For the depth of the anti-Chinese feeling in the West, see S. Rep. No. 689, 44th Cong., 2d Sess. (1877), recording the hearings, held in California, of a special U.S. Senate investigating committee. The extremes of racialized rhetoric involved in the testimony are explored in Luther William Spoehr, Sambo and the Heathen Chinese: Californians’ Racial Stereotypes in the Late 1870s, 42 PAC. HIST. REV. 185, 190-97 (1973). Indiana Senator Oliver P. Morton headed the Senate investigating committee. He was sympathetic to Chinese immigration but died before the report was written. See ARGONAUT, Dec. 19, 1877, at 4; Harry N. Scheiber, Race, Radicalism, and Reform: Historical Perspective on the 1879 California Constitution, 17 HASTINGS CONST. L.Q. 35 (1989) (the Chinese were railed against “with a savagery that transcended all limits of ordinary political discourse even in an age of harsh rhetoric.”) Id. at 43.


The position of Henry George was typical of those thinkers and reformers who were anti-Chinese.
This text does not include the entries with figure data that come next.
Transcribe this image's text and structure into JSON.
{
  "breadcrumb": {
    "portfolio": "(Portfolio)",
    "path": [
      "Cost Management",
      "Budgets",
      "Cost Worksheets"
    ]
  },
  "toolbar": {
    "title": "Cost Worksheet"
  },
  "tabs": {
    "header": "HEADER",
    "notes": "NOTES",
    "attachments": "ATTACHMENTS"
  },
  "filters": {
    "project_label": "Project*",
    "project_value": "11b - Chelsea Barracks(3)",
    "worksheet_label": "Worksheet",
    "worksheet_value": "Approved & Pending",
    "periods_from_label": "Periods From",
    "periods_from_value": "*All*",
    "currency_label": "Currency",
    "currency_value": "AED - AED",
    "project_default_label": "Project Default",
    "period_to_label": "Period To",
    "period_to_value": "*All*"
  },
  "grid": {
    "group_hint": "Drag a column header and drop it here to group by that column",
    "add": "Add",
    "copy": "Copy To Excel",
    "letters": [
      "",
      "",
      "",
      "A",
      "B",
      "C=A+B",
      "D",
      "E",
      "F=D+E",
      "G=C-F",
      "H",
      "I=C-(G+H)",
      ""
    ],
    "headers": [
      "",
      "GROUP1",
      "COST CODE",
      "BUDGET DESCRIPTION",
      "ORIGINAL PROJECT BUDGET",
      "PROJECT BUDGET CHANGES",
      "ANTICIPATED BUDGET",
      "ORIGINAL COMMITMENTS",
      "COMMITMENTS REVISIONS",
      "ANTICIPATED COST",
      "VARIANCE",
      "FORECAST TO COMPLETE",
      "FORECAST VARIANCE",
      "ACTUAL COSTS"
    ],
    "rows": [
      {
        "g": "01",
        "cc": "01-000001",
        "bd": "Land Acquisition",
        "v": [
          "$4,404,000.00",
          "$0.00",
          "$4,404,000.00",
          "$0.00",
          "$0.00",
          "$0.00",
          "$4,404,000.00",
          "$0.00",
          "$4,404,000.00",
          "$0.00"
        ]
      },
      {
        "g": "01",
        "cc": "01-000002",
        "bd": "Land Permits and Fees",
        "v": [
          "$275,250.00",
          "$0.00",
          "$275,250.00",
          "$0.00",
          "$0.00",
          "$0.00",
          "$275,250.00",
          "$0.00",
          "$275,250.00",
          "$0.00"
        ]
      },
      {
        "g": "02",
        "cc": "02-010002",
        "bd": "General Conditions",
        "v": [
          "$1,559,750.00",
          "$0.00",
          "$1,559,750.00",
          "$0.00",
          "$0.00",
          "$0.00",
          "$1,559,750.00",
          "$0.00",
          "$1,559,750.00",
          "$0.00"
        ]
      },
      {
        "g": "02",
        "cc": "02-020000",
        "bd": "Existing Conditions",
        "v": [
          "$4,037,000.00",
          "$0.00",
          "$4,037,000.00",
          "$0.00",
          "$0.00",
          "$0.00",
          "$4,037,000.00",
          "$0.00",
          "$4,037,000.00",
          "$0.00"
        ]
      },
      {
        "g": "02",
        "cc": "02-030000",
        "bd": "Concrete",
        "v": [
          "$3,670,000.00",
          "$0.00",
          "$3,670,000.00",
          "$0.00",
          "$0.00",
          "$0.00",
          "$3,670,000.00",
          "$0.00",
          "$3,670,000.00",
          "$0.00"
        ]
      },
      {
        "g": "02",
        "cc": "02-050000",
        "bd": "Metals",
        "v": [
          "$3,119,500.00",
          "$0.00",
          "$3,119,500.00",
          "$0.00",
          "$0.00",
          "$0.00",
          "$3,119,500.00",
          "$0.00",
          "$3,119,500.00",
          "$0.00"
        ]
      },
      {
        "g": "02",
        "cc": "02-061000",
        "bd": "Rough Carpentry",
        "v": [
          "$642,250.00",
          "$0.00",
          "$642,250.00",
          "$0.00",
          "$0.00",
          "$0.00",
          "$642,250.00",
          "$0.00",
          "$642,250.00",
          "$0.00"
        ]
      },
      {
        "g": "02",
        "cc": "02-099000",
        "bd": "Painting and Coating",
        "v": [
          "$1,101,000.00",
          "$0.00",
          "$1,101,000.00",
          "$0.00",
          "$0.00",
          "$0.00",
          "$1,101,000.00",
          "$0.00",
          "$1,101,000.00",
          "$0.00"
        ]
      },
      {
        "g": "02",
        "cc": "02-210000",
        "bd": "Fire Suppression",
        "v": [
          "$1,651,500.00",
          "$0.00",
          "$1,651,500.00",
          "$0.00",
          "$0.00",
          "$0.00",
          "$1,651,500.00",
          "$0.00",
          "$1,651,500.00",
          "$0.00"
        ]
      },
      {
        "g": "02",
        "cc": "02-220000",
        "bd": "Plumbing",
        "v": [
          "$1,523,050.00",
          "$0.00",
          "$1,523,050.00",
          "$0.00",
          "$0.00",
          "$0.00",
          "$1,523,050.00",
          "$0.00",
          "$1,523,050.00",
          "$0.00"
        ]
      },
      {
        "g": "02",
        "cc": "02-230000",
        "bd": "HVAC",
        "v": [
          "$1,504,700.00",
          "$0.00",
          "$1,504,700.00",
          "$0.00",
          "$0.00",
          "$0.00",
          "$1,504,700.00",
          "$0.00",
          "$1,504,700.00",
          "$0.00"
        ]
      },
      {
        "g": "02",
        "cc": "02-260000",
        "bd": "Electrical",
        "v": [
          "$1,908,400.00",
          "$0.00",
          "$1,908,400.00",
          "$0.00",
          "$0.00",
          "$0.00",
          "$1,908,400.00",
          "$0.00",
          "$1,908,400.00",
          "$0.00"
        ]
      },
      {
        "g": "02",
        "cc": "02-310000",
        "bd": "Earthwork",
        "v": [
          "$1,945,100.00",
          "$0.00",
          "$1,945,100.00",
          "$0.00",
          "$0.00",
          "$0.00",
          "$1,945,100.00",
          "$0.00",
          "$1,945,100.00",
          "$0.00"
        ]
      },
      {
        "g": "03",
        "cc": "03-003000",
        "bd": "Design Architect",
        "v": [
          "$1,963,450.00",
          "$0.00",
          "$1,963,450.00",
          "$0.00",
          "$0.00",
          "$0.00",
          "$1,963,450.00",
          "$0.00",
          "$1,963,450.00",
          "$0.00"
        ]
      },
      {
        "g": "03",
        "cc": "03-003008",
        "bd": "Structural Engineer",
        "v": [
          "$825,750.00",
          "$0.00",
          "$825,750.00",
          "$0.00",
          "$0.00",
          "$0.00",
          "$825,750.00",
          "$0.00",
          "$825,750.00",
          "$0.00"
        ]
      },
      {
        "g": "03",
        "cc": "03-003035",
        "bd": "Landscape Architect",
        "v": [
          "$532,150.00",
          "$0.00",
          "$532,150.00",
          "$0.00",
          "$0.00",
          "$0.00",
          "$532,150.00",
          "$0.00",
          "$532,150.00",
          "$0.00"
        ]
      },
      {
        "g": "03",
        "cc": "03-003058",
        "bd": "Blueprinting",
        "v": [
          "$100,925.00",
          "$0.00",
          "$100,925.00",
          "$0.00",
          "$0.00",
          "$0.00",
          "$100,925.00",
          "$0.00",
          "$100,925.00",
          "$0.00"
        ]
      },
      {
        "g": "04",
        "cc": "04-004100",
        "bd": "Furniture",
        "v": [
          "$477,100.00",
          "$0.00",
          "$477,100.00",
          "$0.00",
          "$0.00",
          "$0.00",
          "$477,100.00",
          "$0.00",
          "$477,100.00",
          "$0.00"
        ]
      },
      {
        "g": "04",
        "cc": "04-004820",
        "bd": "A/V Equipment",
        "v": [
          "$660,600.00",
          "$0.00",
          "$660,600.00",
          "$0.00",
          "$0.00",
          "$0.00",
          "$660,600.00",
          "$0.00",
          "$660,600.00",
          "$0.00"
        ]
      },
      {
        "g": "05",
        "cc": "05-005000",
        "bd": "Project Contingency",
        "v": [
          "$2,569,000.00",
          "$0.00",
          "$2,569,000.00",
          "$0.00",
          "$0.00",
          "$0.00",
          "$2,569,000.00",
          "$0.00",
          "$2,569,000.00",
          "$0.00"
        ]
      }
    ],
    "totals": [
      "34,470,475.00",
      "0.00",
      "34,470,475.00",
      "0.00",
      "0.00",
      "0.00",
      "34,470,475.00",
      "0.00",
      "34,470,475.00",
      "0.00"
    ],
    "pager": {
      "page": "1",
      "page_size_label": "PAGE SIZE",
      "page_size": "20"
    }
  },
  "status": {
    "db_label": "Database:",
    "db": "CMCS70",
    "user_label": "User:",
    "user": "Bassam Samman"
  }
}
Saxton, supra, writes that George’s Letter to the Editor, The Chinese on the Pacific Coast, N.Y. TRIBUNE, May 1, 1869, was “a classic statement of the economic argument against Chinese immigration as it has been developed during the preceding five years by anticoolie clubs, trade unions, and the renascent Democratic party.” SAXTON, supra at 100. Later George recognized that the Chinese were being used politically to divert attention from real and radical reforms, but never completely gave up his “ethnocentric exclusivism," the "dark side of his intellectual background.” JOHN L. THOMAS, ALTERNATIVE AMERICA: HENRY GEORGE, EDWARD BELLAMY, HENRY DEMAREST LLOYD AND THE ADVERSARY TRADITION 62 (1983).


Relation with the Workingmen’s Party of the United States (WPUS)
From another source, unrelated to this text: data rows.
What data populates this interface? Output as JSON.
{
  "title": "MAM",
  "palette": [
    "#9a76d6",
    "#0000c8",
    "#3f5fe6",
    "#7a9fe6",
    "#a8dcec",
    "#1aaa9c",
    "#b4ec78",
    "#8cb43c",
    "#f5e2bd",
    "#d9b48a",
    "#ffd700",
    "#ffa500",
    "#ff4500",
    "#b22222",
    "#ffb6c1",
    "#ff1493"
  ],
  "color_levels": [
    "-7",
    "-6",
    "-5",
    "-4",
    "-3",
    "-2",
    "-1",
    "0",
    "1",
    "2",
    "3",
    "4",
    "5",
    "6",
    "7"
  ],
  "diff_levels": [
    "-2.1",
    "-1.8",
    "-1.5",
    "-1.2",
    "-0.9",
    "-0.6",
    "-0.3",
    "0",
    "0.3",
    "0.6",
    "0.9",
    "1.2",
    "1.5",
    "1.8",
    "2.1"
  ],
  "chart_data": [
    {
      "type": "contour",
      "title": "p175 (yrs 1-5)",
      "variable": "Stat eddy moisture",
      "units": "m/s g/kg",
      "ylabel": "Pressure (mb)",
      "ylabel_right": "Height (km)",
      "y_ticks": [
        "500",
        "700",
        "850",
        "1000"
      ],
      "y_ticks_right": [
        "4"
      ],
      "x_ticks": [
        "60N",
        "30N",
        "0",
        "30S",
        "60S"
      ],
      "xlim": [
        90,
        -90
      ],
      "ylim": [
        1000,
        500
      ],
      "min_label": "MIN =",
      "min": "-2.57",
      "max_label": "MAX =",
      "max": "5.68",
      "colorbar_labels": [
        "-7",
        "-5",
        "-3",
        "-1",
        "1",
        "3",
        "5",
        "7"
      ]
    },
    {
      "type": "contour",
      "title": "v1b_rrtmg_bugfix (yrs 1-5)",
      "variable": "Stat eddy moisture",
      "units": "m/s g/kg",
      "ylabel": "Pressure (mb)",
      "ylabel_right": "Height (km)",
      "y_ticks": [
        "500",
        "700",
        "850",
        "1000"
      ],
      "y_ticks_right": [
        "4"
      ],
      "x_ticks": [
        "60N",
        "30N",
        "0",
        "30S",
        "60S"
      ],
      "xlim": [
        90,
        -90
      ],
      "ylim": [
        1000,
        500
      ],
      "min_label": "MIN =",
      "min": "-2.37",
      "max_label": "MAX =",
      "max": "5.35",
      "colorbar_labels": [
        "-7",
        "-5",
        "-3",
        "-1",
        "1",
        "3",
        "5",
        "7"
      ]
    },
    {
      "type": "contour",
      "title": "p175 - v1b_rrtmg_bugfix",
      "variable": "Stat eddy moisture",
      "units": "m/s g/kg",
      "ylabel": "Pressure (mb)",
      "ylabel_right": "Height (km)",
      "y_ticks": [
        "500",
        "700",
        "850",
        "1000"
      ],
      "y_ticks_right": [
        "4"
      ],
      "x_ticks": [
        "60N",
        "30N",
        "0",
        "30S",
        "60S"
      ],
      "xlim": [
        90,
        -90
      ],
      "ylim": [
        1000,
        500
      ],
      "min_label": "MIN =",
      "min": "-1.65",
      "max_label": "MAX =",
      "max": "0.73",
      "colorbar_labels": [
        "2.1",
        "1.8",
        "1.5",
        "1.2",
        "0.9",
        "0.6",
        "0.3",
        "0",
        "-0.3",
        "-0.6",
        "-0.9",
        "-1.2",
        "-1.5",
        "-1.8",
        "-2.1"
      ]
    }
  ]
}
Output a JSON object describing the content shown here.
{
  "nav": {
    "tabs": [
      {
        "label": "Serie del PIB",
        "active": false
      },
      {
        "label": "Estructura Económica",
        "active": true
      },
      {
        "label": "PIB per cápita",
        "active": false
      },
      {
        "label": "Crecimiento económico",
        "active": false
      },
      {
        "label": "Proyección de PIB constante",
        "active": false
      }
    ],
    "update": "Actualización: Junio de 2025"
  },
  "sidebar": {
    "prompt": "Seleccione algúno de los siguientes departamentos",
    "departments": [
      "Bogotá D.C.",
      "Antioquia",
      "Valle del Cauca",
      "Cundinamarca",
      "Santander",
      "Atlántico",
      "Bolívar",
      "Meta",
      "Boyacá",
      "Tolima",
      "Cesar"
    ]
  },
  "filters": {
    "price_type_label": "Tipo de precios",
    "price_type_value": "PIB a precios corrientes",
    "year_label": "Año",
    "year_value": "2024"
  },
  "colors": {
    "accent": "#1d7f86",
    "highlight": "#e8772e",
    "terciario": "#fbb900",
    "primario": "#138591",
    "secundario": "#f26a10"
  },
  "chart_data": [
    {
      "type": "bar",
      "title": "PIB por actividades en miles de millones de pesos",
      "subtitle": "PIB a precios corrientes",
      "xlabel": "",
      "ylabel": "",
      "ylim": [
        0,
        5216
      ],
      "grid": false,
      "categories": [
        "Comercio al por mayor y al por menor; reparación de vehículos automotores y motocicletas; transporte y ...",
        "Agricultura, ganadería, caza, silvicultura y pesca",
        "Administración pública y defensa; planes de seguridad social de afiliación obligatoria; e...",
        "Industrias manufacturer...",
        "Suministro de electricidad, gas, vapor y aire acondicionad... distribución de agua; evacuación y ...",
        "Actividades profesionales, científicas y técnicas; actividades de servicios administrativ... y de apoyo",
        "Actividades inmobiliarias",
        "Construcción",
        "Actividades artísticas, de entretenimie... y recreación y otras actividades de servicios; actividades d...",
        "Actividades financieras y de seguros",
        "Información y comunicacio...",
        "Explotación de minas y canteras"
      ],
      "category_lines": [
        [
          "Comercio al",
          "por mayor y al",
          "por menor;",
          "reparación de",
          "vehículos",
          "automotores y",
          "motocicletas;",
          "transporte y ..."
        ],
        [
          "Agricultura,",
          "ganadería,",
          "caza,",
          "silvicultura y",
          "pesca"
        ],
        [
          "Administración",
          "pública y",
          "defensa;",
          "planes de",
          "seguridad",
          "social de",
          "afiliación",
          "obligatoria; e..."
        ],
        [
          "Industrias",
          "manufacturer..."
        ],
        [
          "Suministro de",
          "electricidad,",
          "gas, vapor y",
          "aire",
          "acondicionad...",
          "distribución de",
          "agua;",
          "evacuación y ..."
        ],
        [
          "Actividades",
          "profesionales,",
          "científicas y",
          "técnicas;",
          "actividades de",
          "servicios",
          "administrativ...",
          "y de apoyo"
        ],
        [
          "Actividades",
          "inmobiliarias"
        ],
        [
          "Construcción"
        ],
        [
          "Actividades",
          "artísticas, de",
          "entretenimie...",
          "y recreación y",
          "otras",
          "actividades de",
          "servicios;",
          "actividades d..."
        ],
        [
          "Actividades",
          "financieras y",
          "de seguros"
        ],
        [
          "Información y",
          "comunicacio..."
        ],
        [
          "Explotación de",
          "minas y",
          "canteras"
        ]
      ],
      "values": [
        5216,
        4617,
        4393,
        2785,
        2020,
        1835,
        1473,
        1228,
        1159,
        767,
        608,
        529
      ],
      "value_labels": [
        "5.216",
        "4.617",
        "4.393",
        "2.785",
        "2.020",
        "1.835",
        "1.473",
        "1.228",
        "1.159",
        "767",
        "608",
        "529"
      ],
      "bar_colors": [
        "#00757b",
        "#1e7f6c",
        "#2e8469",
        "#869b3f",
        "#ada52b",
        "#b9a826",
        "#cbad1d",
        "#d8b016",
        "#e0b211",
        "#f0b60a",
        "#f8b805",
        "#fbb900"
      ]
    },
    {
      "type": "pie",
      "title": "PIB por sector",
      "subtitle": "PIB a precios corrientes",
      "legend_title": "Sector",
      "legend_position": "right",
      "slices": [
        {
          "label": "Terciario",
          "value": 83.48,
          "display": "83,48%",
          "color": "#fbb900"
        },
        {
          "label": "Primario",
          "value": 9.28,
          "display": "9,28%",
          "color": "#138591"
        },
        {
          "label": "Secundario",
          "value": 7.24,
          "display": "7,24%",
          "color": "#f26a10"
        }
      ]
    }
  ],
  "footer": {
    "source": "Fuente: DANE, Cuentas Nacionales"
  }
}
In addition to CROSS, at 88-95, and SAXTON, at 113-16, on the relationship of the WPUS and the WPC, see ERIC FONER, RECONSTRUCTION, at 583-84 (1988) (the WPUS led “one of the bitterest explosions of class warfare in American history—the Great strike of 1877,” directed at the railroads. “Although in San Francisco the strike degenerated into anti-Chinese rioting, elsewhere it achieved… remarkable… solidarity… ”); see also PHILLIP SHELDON FONER, THE WORKINGMEN’S PARTY OF THE UNITED STATES (1984); WINFIELD J. DAVIS, HISTORY OF POLITICAL CONVENTIONS IN CALIFORNIA, 1849-1892, at 366-67 (1893) (WPC platform and expulsion of WPUS).


For a description of the power struggle between Frank Roney and Denis Kearney, see CROSS, at 110-20; FRANK RONEY, IRISH REBEL AND CALIFORNIA LABOR LEADER: AN AUTOBIOGRAPHY (Ira B. Cross ed., 1931); F. FAHEY, DENIS KEARNEY, A STUDY IN DEMAGOGUERY 194-201 (1956) (unpublished Ph.D. dissertation, Stanford University) (an excellent account of the split in the Workingmen's Party); R. SHAFFER, RADICALISM IN CALIFORNIA 1869-1929, at 18 (1962) (unpublished Ph.D. dissertation, University of California at Berkeley) (Roney was “the outstanding labor leader of California in the 19th century”).